L’industrie des paiements se féminise

L’industrie des paiements, longtemps bastion masculin porté par des profils d’ingénieurs, connaît une transformation en profondeur. Portée par une dynamique d’innovation et une ouverture à la diversité des parcours, elle devient un terrain de conquête pour les femmes. Si les inégalités persistent, les lignes bougent grâce à des parcours inspirants, des réseaux engagés et des politiques de mixité qui commencent à porter leurs fruits.
Un secteur en pleine mutation, propice à la diversité
Loin d’être une simple niche technologique, l’industrie du paiement constitue un écosystème complexe mêlant acteurs financiers (Visa, Stripe, PayPal), régulations strictes (comme la directive DSP3), infrastructures techniques et cybersécurité. Ce brassage de compétences attire des profils variés, et cette diversité est perçue comme une richesse par Martina Weimert, directrice de l’EPI. Elle y voit une opportunité de féminiser le secteur, en tirant parti de la pluralité des métiers et des perspectives.
Les réseaux féminins prennent le pouvoir
Pour contourner les freins structurels à leur ascension, les femmes s’appuient sur des réseaux spécialisés, comme le European Women Payments Network (EWPN), qui célèbre ses 10 ans en 2025, ou encore Financi’Elles, Women in Payments et The Circle. Ces communautés jouent un rôle clé : elles inspirent, guident et visibilisent des femmes dans un secteur encore peu mixte. Pour Hélène Roizin, coanimatrice du groupe femmes du France Payment Forum, ces réseaux sont essentiels pour attirer les talents féminins dans une industrie en tension et en quête de profils internationaux atypiques.

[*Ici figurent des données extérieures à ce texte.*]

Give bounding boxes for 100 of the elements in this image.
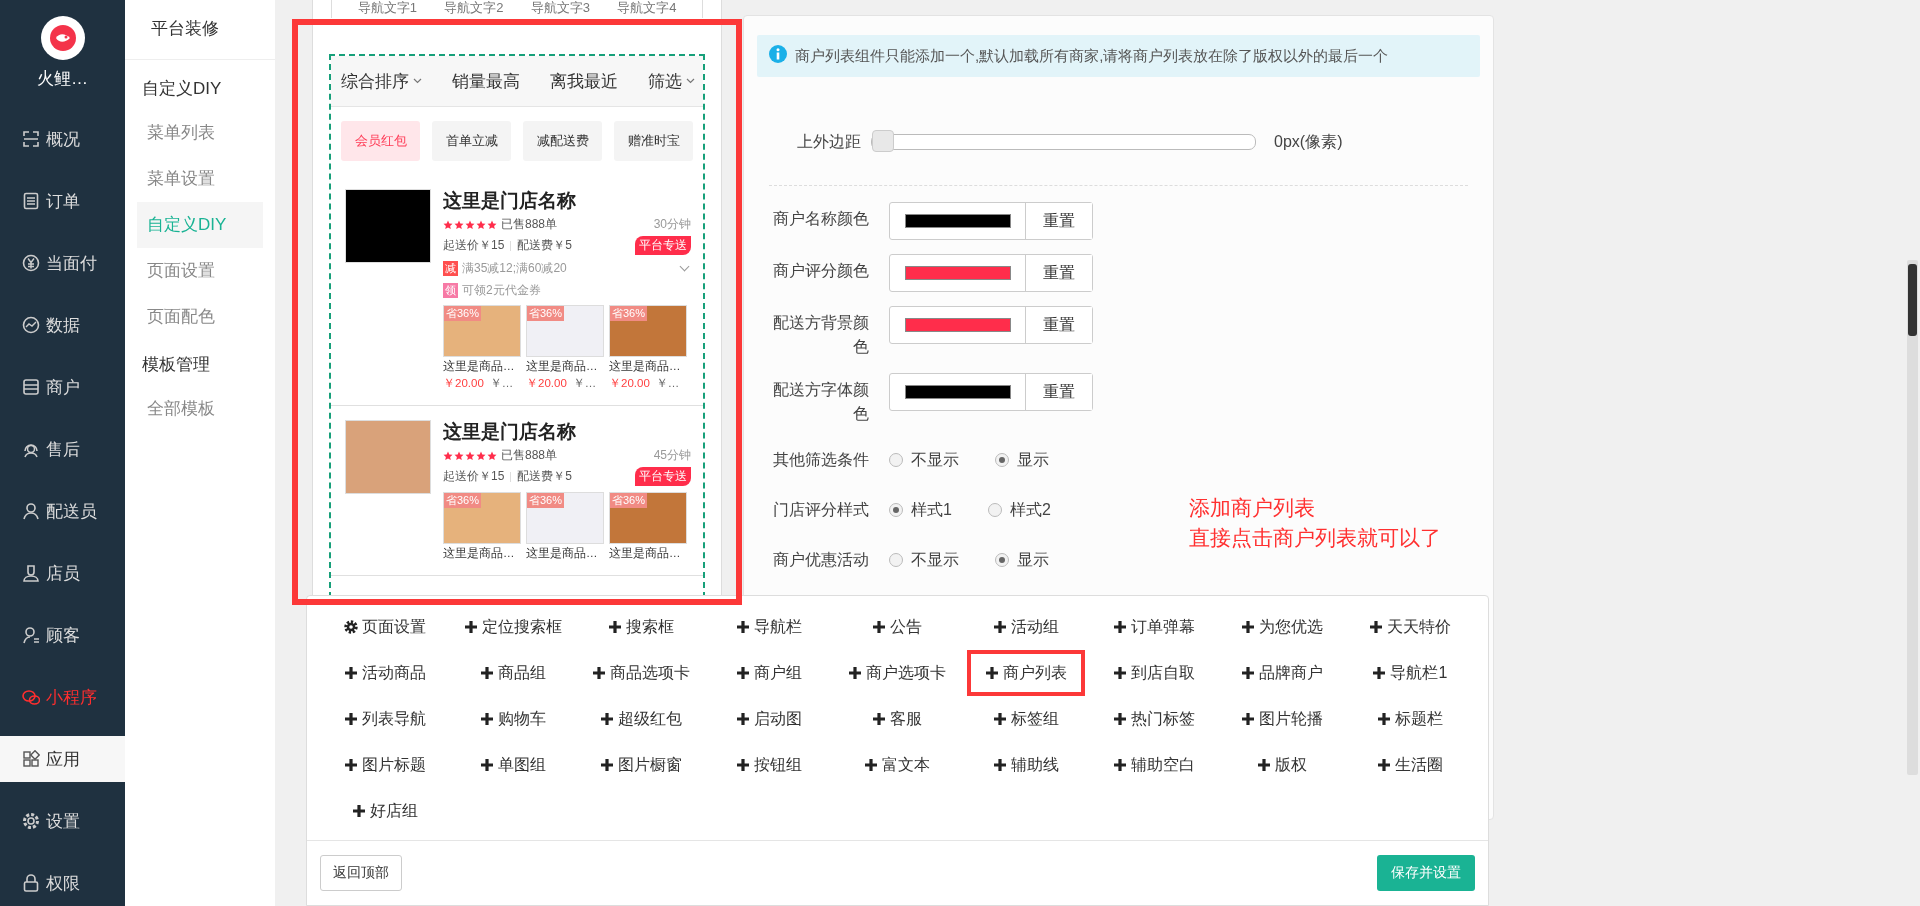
radio-option[interactable]: 样式2 xyxy=(987,499,1051,521)
plus-icon xyxy=(480,712,495,726)
submenu-item[interactable]: 菜单列表 xyxy=(137,110,263,156)
add-widget-button[interactable]: 商户组 xyxy=(728,650,811,696)
filter-chip[interactable]: 首单立减 xyxy=(432,121,511,161)
radio-button[interactable] xyxy=(995,553,1009,567)
nav-item[interactable]: 售后 xyxy=(0,418,125,480)
store-name: 这里是门店名称 xyxy=(443,189,577,213)
add-widget-button[interactable]: 启动图 xyxy=(728,696,811,742)
radio-option[interactable]: 样式1 xyxy=(889,499,952,521)
plus-icon xyxy=(736,712,751,726)
nav-item[interactable]: 当面付 xyxy=(0,232,125,294)
scrollbar-thumb[interactable] xyxy=(1908,264,1917,336)
nav-item[interactable]: 店员 xyxy=(0,542,125,604)
sort-tab[interactable]: 综合排序 xyxy=(341,69,422,93)
add-widget-button[interactable]: 超级红包 xyxy=(592,696,691,742)
color-picker[interactable]: 重置 xyxy=(889,254,1093,292)
add-widget-button[interactable]: 到店自取 xyxy=(1104,650,1203,696)
add-widget-button[interactable]: 商品选项卡 xyxy=(584,650,699,696)
radio-button[interactable] xyxy=(889,553,903,567)
nav-item[interactable]: 概况 xyxy=(0,108,125,170)
add-widget-button[interactable]: 为您优选 xyxy=(1232,604,1331,650)
back-to-top-button[interactable]: 返回顶部 xyxy=(320,855,402,891)
filter-chip[interactable]: 赠准时宝 xyxy=(614,121,693,161)
add-widget-button[interactable]: 列表导航 xyxy=(336,696,435,742)
add-widget-button[interactable]: 客服 xyxy=(864,696,931,742)
sort-tab[interactable]: 离我最近 xyxy=(550,69,618,93)
plus-icon xyxy=(344,758,359,772)
product-name: 这里是商品… xyxy=(526,359,599,374)
add-widget-button[interactable]: 商品组 xyxy=(472,650,555,696)
add-widget-button[interactable]: 图片橱窗 xyxy=(592,742,691,788)
nav-item[interactable]: 小程序 xyxy=(0,666,125,728)
radio-option[interactable]: 不显示 xyxy=(889,449,959,471)
add-widget-button[interactable]: 生活圈 xyxy=(1368,742,1451,788)
add-widget-button[interactable]: 按钮组 xyxy=(728,742,811,788)
plus-icon xyxy=(1372,666,1387,680)
discount-badge: 省36% xyxy=(527,493,565,508)
submenu-item[interactable]: 页面设置 xyxy=(137,248,263,294)
add-widget-button[interactable]: 富文本 xyxy=(856,742,939,788)
plus-icon xyxy=(1256,758,1271,772)
add-widget-button[interactable]: 天天特价 xyxy=(1360,604,1459,650)
submenu-item[interactable]: 全部模板 xyxy=(137,386,263,432)
submenu-item[interactable]: 页面配色 xyxy=(137,294,263,340)
nav-item[interactable]: 数据 xyxy=(0,294,125,356)
star-icon xyxy=(465,219,475,230)
slider-thumb[interactable] xyxy=(872,130,894,152)
plus-icon xyxy=(992,620,1007,634)
color-picker[interactable]: 重置 xyxy=(889,373,1093,411)
nav-item[interactable]: 设置 xyxy=(0,790,125,852)
radio-option[interactable]: 显示 xyxy=(995,449,1049,471)
add-widget-button[interactable]: 好店组 xyxy=(344,788,427,834)
add-widget-button[interactable]: 辅助空白 xyxy=(1104,742,1203,788)
plus-icon xyxy=(736,666,751,680)
product-price: ￥20.00 xyxy=(609,376,650,391)
submenu-item[interactable]: 菜单设置 xyxy=(137,156,263,202)
add-widget-button[interactable]: 单图组 xyxy=(472,742,555,788)
add-widget-button[interactable]: 品牌商户 xyxy=(1232,650,1331,696)
add-widget-button[interactable]: 辅助线 xyxy=(984,742,1067,788)
add-widget-button[interactable]: 商户选项卡 xyxy=(840,650,955,696)
add-widget-button[interactable]: 标题栏 xyxy=(1368,696,1451,742)
radio-option[interactable]: 不显示 xyxy=(889,549,959,571)
filter-chip[interactable]: 减配送费 xyxy=(523,121,602,161)
add-widget-button[interactable]: 版权 xyxy=(1248,742,1315,788)
add-widget-button[interactable]: 商户列表 xyxy=(966,650,1085,696)
add-widget-button[interactable]: 导航栏 xyxy=(728,604,811,650)
radio-button[interactable] xyxy=(987,503,1002,517)
add-widget-button[interactable]: 标签组 xyxy=(984,696,1067,742)
radio-option[interactable]: 显示 xyxy=(995,549,1049,571)
radio-button[interactable] xyxy=(995,453,1009,467)
plus-icon xyxy=(1376,712,1391,726)
nav-item[interactable]: 订单 xyxy=(0,170,125,232)
nav-item[interactable]: 配送员 xyxy=(0,480,125,542)
add-widget-button[interactable]: 热门标签 xyxy=(1104,696,1203,742)
radio-button[interactable] xyxy=(889,503,903,517)
add-widget-button[interactable]: 活动组 xyxy=(984,604,1067,650)
nav-item[interactable]: 商户 xyxy=(0,356,125,418)
add-widget-button[interactable]: 导航栏1 xyxy=(1364,650,1456,696)
star-icon xyxy=(465,450,475,461)
color-picker[interactable]: 重置 xyxy=(889,306,1093,344)
star-icon xyxy=(454,450,464,461)
add-widget-button[interactable]: 购物车 xyxy=(472,696,555,742)
nav-item[interactable]: 应用 xyxy=(0,736,125,782)
add-widget-button[interactable]: 定位搜索框 xyxy=(456,604,571,650)
person-icon xyxy=(22,502,40,520)
add-widget-button[interactable]: 订单弹幕 xyxy=(1104,604,1203,650)
sort-tab[interactable]: 销量最高 xyxy=(452,69,520,93)
nav-item[interactable]: 权限 xyxy=(0,852,125,906)
gear-icon xyxy=(22,812,40,830)
nav-item[interactable]: 顾客 xyxy=(0,604,125,666)
add-widget-button[interactable]: 活动商品 xyxy=(336,650,435,696)
add-widget-button[interactable]: 图片轮播 xyxy=(1232,696,1331,742)
color-picker[interactable]: 重置 xyxy=(889,202,1093,240)
radio-button[interactable] xyxy=(889,453,903,467)
add-widget-button[interactable]: 搜索框 xyxy=(600,604,683,650)
sort-tab[interactable]: 筛选 xyxy=(648,69,695,93)
plus-icon xyxy=(1376,758,1391,772)
promo-text: 满35减12;满60减20 xyxy=(462,260,691,277)
add-widget-button[interactable]: 图片标题 xyxy=(336,742,435,788)
add-widget-button[interactable]: 页面设置 xyxy=(336,604,435,650)
add-widget-button[interactable]: 公告 xyxy=(864,604,931,650)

Des carrières hors normes comme levier de transformation
Contrairement aux idées reçues, il n’est pas indispensable d’avoir fait une école d’ingénieurs pour réussir dans les paiements. De nombreuses femmes aujourd’hui à des postes stratégiques ont commencé dans d’autres domaines : droit, marketing, relation client, finance. C’est le cas de Fanny Rodriguez, juriste devenue COO chez Fintecture, ou de Gabrielle Bugat, ingénieure passée par Schlumberger avant de diriger G+D ePayment à l’international. Cette diversité de parcours montre que la prise de risque – même académique – devient un moteur d’accès au leadership.
Des femmes visibles, inspirantes et conscientes de leur rôle
Certaines dirigeantes acceptent leur rôle de "role model", même si elles ne le revendiquent pas d’emblée. Martina Weimert estime que son poste peut encourager d’autres femmes à viser des responsabilités similaires. Mais les chiffres sont parlants : dans les fintechs ou les métiers techniques, les femmes restent largement sous-représentées. D’où l’importance d’une action collective : prise de parole dans les médias, participation à des conférences, programmes de sensibilisation dans les écoles. Car sans identification possible, les jeunes femmes hésitent à s’engager dans ces filières.
Des entreprises engagées pour la parité
Des groupes comme Giesecke+Devrient (G+D) ou BPCE Payment Services affichent des résultats concrets en matière de mixité. Chez G+D, un quart des managers sont des femmes, avec des postes de direction à l’international. Chez BPCE, 43 % des leaders sont des femmes et plusieurs dispositifs de mentorat ont été mis en place depuis 2024. En parallèle, un partenariat avec Becomtech permet d’agir en amont auprès des collégiennes issues de quartiers prioritaires. À La Banque Postale, où Adriana Saitta dirige la division paiements, 60 % des effectifs sont féminins et plus de 42 % des postes de direction stratégique sont occupés par des femmes.
Les fintechs à la traîne face au défi de la mixité
Malgré leur image moderne et agile, les fintechs accusent un net retard. Dans les start-up comme Nickel, Quonto ou Lyra, les femmes sont quasi absentes des postes de direction technique ou financière. Selon l’Observatoire de la fintech, cela s’explique par une focalisation sur la croissance et un manque de maturité RH. Les stéréotypes persistent, poussant les femmes vers des environnements plus sécurisants, comme les grandes entreprises. Seule exception notable : Claire Calméjane, ex-Société Générale, aujourd’hui à la tête de Foundever. Pour inverser la tendance, des quotas ou politiques RH plus offensives pourraient s’avérer nécessaires.
Conclusion
Le mouvement vers plus de mixité dans l’industrie des paiements est en marche, porté par des femmes audacieuses, des entreprises volontaristes et des réseaux structurés. Mais les déséquilibres restent forts, surtout dans les structures les plus innovantes. Pour que la transition réussisse, il faudra continuer à valoriser les rôles modèles, ouvrir des portes dès l’éducation, et faire émerger une culture du risque au féminin. Car c’est bien de transformation culturelle qu’il s’agit.